Enhancing airtightness performance of concrete tube transportation systems: A prestressing perspective

The Super-Speed Tube Transportation System (SSTT) transforms the transportation landscape by employing semi- vacuumed tube structures to propel vehicles at exceptionally high speeds. The key to achieving optimal operational efficiency lies in maintaining airtightness, as any air leakage can detrimentally impact performance. This paper investigates the influence of prestressing on system airtightness, utilizing a combination of experimental techniques and finite element analysis (FEA).
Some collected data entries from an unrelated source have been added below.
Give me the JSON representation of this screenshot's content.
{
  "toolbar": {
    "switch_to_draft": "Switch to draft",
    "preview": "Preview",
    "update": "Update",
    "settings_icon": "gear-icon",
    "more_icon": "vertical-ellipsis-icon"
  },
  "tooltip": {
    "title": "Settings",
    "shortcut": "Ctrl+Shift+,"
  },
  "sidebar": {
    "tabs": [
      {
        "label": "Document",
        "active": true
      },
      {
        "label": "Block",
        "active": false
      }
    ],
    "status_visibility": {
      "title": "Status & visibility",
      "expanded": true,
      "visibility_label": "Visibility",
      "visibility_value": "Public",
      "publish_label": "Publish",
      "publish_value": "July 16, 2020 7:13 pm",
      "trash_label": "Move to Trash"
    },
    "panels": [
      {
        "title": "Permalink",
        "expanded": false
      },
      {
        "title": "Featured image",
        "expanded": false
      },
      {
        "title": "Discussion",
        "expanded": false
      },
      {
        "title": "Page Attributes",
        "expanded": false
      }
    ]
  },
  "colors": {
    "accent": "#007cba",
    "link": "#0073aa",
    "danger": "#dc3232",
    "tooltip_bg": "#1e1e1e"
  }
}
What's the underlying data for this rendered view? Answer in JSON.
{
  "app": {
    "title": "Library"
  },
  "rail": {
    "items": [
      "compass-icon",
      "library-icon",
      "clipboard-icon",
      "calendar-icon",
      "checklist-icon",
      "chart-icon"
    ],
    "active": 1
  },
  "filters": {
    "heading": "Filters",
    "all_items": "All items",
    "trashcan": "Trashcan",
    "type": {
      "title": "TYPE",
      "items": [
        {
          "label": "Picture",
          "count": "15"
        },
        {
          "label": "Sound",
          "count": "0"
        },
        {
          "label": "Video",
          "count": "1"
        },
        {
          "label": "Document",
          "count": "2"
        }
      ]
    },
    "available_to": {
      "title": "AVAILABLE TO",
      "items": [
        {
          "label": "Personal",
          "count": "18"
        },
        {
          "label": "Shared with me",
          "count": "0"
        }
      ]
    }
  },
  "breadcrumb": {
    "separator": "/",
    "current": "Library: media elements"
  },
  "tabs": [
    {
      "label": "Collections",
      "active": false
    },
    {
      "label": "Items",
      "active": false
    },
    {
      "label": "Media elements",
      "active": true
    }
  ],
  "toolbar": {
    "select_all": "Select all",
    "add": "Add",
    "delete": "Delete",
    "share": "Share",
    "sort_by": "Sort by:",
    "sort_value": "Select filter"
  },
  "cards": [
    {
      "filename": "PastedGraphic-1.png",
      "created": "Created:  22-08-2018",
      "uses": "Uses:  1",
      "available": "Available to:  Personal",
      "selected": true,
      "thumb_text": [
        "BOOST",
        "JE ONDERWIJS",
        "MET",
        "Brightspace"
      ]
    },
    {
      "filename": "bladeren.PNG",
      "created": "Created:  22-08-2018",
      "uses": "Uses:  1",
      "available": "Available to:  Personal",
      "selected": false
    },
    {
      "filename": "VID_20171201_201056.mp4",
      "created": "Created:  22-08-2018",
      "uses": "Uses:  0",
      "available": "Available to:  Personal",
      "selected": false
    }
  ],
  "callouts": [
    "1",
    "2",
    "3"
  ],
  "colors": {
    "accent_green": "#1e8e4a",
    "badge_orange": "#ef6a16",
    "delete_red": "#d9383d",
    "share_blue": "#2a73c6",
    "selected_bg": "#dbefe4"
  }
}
The experimental approach involves constructing a scaled concrete tube specimen subjected to displacement-induced loading, with measurements of effective intrinsic air permeability (keff) and changes in pressure within the tube structure to evaluate airtightness performance. Results indicate a significant improvement in airtightness achieved through prestressing with longitudinal and external circular confinement (PC-CF), although it also led an abrupt failure under higher displacements due to increased brittleness. FEA further investigates various concrete tube models, elucidating the correlation between airtightness and prestressing force. A parametric study reveals that increased compressive strength enhances airtightness up to a certain threshold, but high-strength concrete poses a risk of cracking. Longitudinal prestressing alone had marginal impact, while circumferential prestressing showed a direct correlation with airtightness improvement up to approximately 5 atm. The study underscores the direct link between airtightness performance and applied prestressing force, emphasizing the importance of optimal prestress design. This research strengthens the foundation for advancing the performance of SSTT system, providing the valuable insights to contribute for the development of more efficient and sustainable transportation solutions.